Глебова хотела что-то ответить, но неожиданно закатила глаза, побледнела и грохнулась со стула.
– Похоже, ее надо в больницу! – растерянно проговорил Илья Алексеевич.
Брусникин потряс колокольчиком со стола, и в кабинет вошел унтер-офицер с красным аксельбантом.
Прямо на выходе из штаба Илью Алексеевича пригласили в черную карету. Через четверть часа он уже стоял в кабинете обер-полицмейстера.
– Это чертово письмо, о котором трещат газеты, к сожалению, правда, – без всяких вступлений сообщил Райзнер, нервно фланируя по кабинету. – Витте действительно его получил.
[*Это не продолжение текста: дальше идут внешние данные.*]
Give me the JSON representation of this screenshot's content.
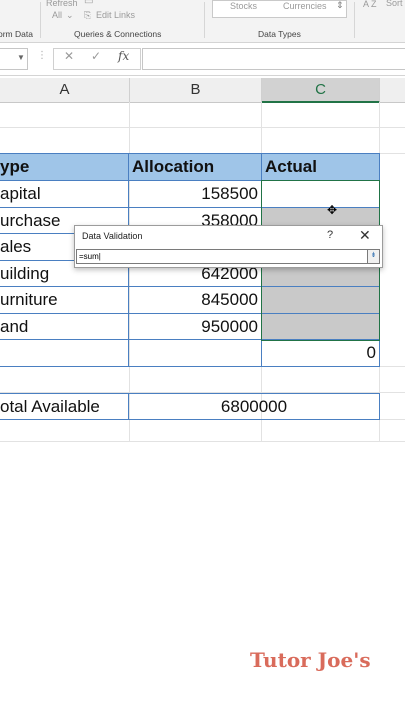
{
  "ribbon": {
    "refresh_all": "Refresh",
    "all_label": "All",
    "edit_links": "Edit Links",
    "stocks": "Stocks",
    "currencies": "Currencies",
    "sort_az": "A Z",
    "sort": "Sort",
    "group_from_data": "orm Data",
    "group_queries": "Queries & Connections",
    "group_data_types": "Data Types"
  },
  "formula_bar": {
    "cancel_symbol": "✕",
    "enter_symbol": "✓",
    "fx": "fx",
    "value": ""
  },
  "columns": [
    "A",
    "B",
    "C"
  ],
  "table": {
    "headers": [
      "ype",
      "Allocation",
      "Actual"
    ],
    "rows": [
      {
        "type": "apital",
        "allocation": "158500",
        "actual": ""
      },
      {
        "type": "urchase",
        "allocation": "358000",
        "actual": ""
      },
      {
        "type": "ales",
        "allocation": "",
        "actual": ""
      },
      {
        "type": "uilding",
        "allocation": "642000",
        "actual": ""
      },
      {
        "type": "urniture",
        "allocation": "845000",
        "actual": ""
      },
      {
        "type": "and",
        "allocation": "950000",
        "actual": ""
      }
    ],
    "total_actual": "0"
  },
  "summary": {
    "label": "otal Available",
    "value": "6800000"
  },
  "dialog": {
    "title": "Data Validation",
    "help": "?",
    "close": "✕",
    "input_value": "=sum|",
    "collapse_icon": "⇟"
  },
  "watermark": "Tutor Joe's",
  "colors": {
    "header_fill": "#9fc5e8",
    "table_border": "#4a7fc1",
    "selection_gray": "#c9c9c9",
    "excel_green": "#217346"
  }
}
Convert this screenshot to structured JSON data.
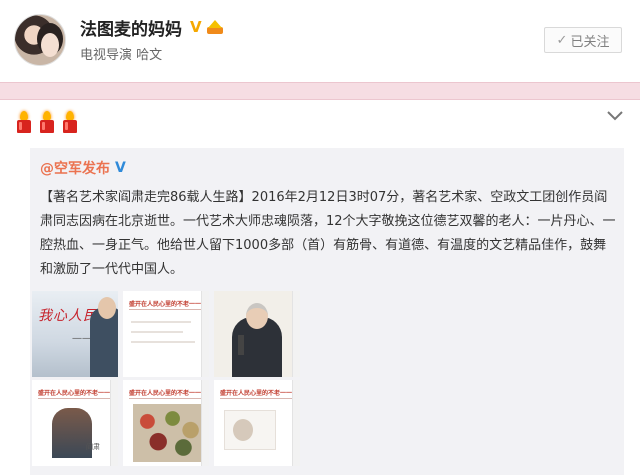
{
  "profile": {
    "name": "法图麦的妈妈",
    "verify_mark": "V",
    "title": "电视导演 哈文",
    "follow_label": "已关注",
    "check_mark": "✓"
  },
  "post": {
    "repost": {
      "author": "@空军发布",
      "verify_mark": "V",
      "text": "【著名艺术家阎肃走完86载人生路】2016年2月12日3时07分，著名艺术家、空政文工团创作员阎肃同志因病在北京逝世。一代艺术大师忠魂陨落，12个大字敬挽这位德艺双馨的老人：一片丹心、一腔热血、一身正气。他给世人留下1000多部（首）有筋骨、有道德、有温度的文艺精品佳作，鼓舞和激励了一代代中国人。"
    },
    "thumbnails": [
      {
        "caption": "我心人民满家",
        "subcaption": "——阎肃"
      },
      {
        "header": "盛开在人民心里的不老一一阎肃"
      },
      {
        "header": ""
      },
      {
        "header": "盛开在人民心里的不老一一阎肃",
        "signature": "阎肃"
      },
      {
        "header": "盛开在人民心里的不老一一阎肃"
      },
      {
        "header": "盛开在人民心里的不老一一阎肃"
      }
    ]
  },
  "colors": {
    "accent_orange": "#eb7350",
    "verify_yellow": "#f5a800",
    "verify_blue": "#2f8ad9",
    "pink_bar": "#f6dde3",
    "repost_bg": "#f2f2f5"
  },
  "icons": [
    "candle-icon",
    "candle-icon",
    "candle-icon",
    "chevron-down-icon",
    "check-icon",
    "crown-icon"
  ]
}
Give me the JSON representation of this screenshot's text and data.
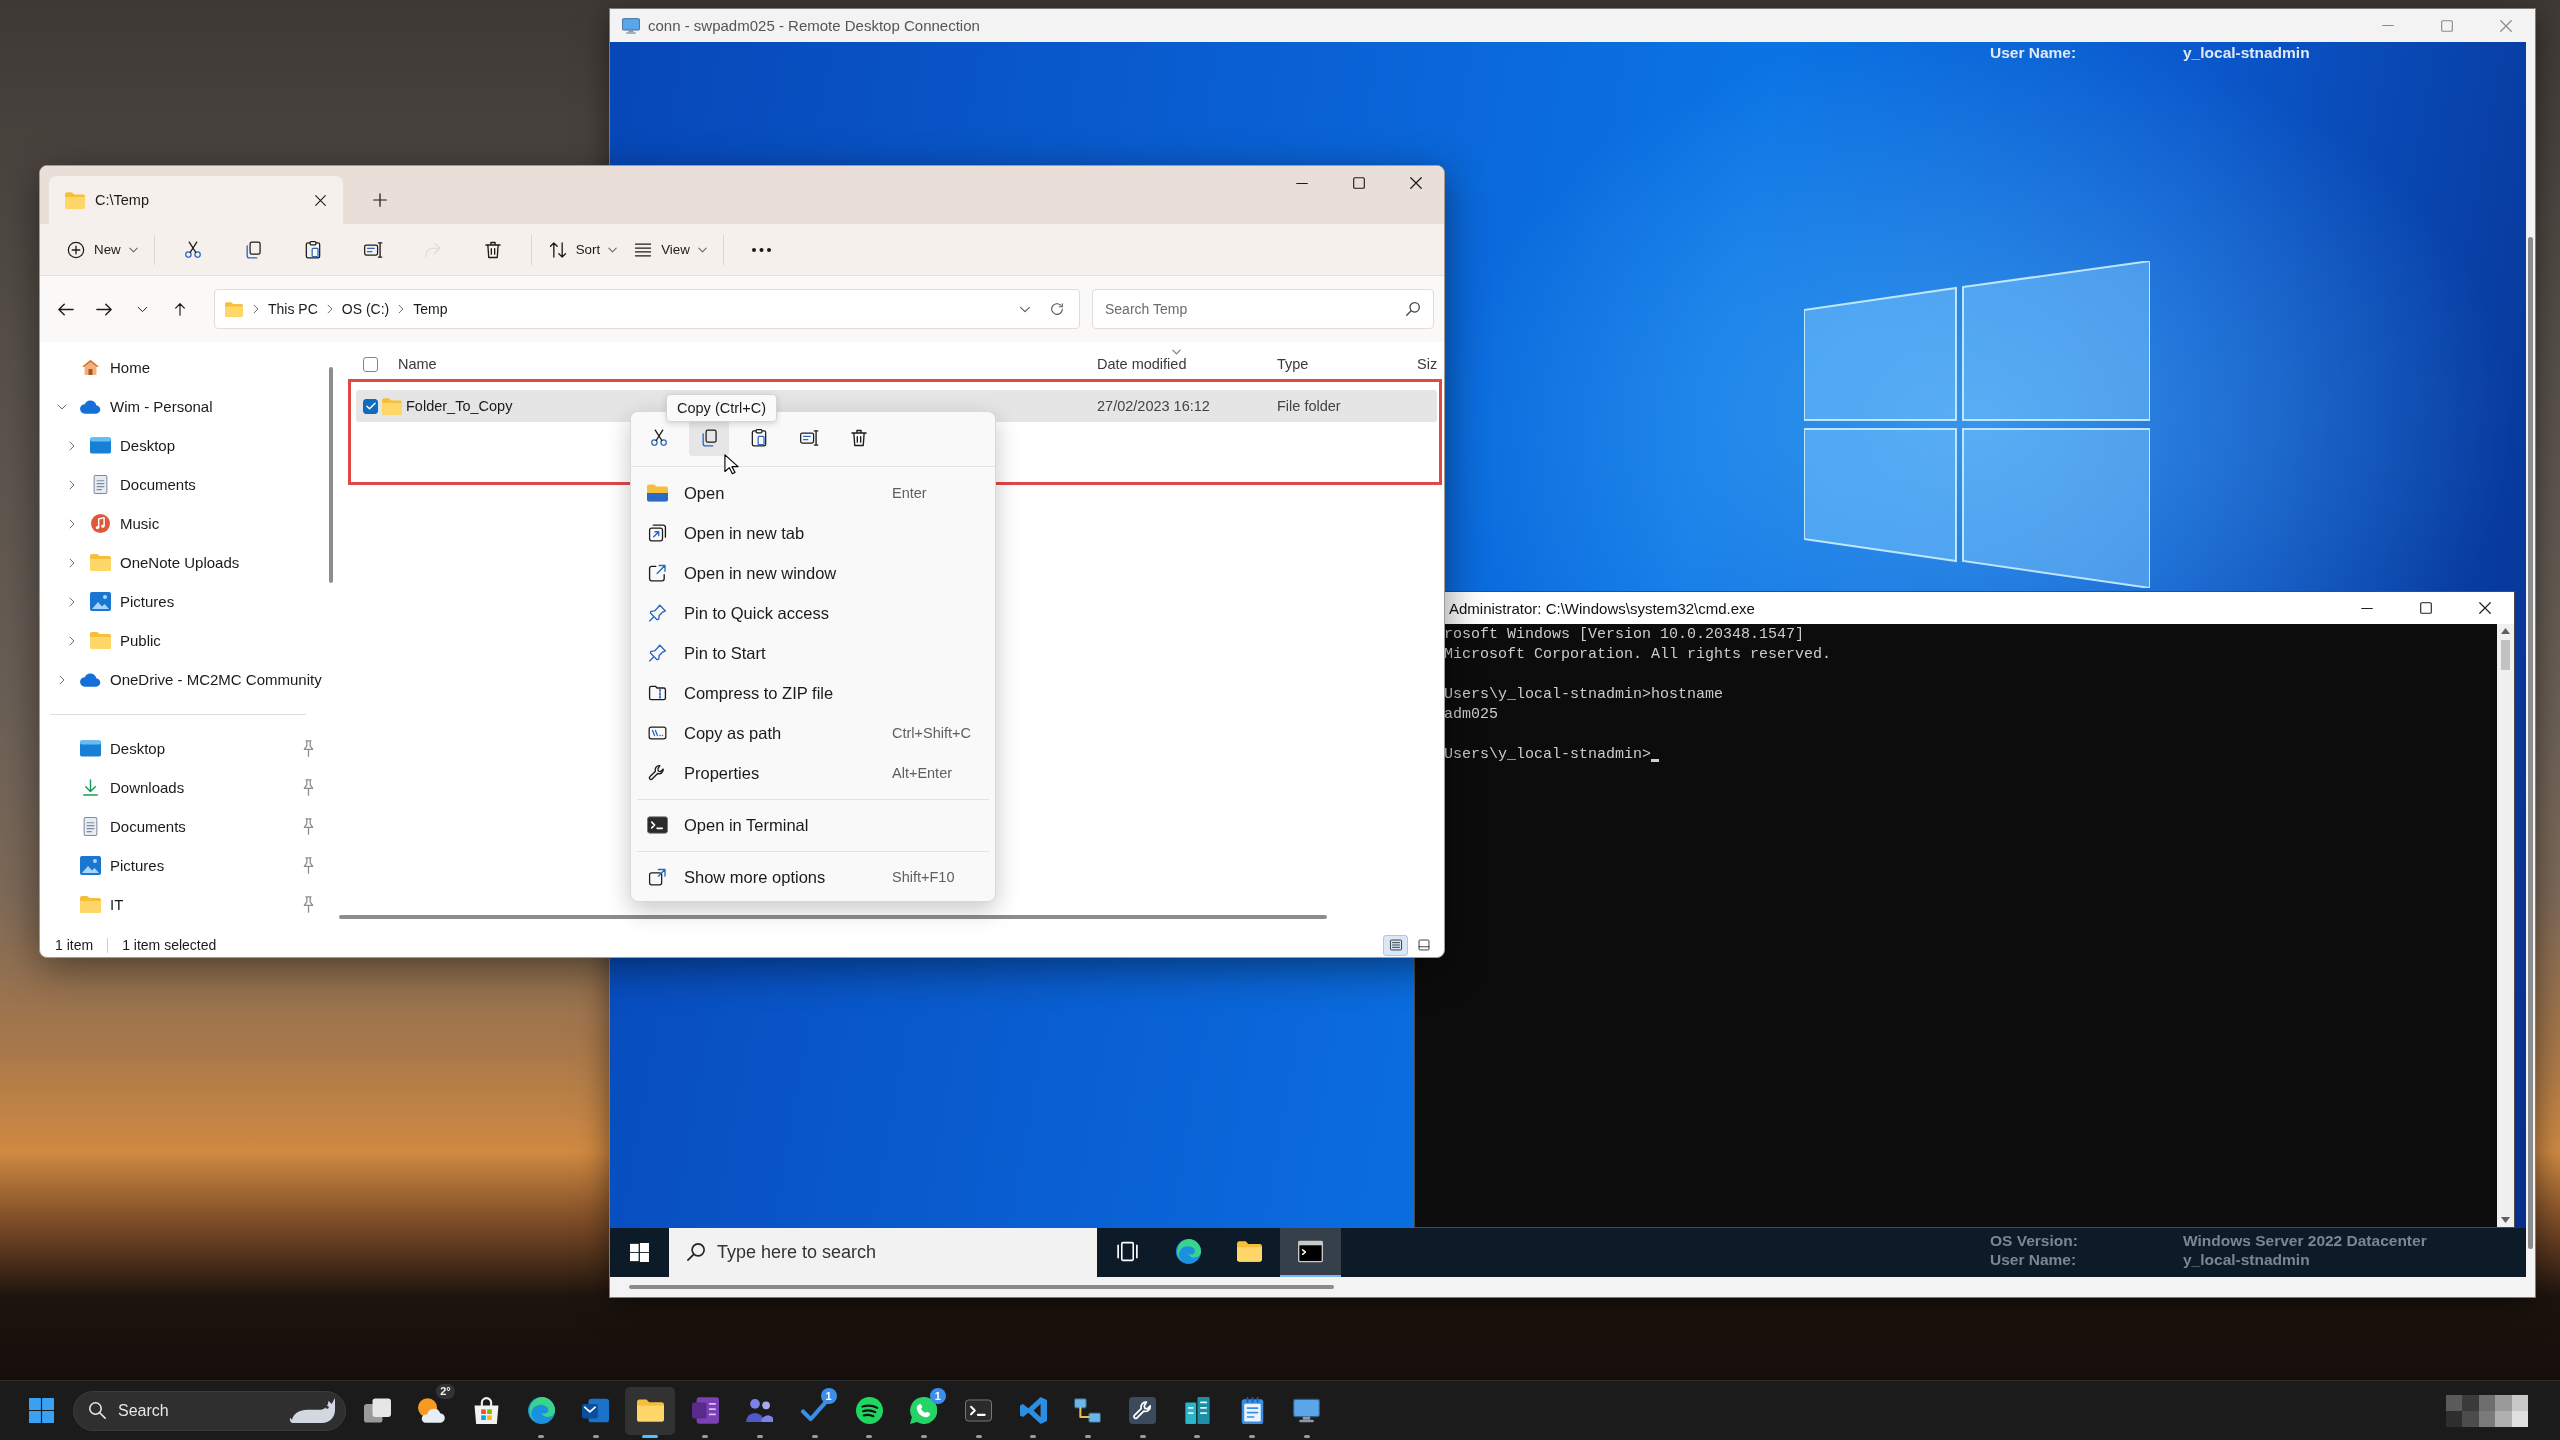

Копии – в редакциях, у банкиров, промышленников, в Правительствующем Сенате и у великих князей. Шантажисты требуют отменить денежную реформу, иначе угрожают выбросить на рынок тонны золота, нашлепав его по формуле Горского.
Обер-полицмейстер подошел к столу и принялся дергать за ручку верхнего ящика, который не поддавался.
– Все понимают, что создать искусственное золото невозможно… – он наконец нащупал ключик под бумагами на столе, отомкнул ящик и вынул оттуда золотой слиток, – но против этого сложно возражать.
– Не стоит беспокоиться, ваше превосходительство, – это всего лишь позолоченный свинец.
– Это настоящее золото, Ардов! – отчаянно взвыл Райзнер. – Вчера его швырнула в толпу ваша сумасшедшая революционерка.
Известие ошеломило Ардова.
– Ошибки быть не может?
Райзнер обреченно помотал головой:
– Его только что вернули из университета, вот заключение сразу трех профессоров! – Сановник помахал листами бумаги. – Девяносто шестая проба, чище не бывает.
Илья Алексеевич взял слиток, повертел в руках, потом достал из кармана такой же и положил рядом – это была чушка из квартиры Глебовой.
– У меня такой же. Только из свинца. Всего лишь позолоченный.
Обер-полицмейстер поднес оба бруска к глазам.
– Вот как? – пробормотал он. – Ну, это понятно: были из свинца, стали из золота. Это же и есть алхимия! – отчаянно проговорил он и без сил опустился в кресло.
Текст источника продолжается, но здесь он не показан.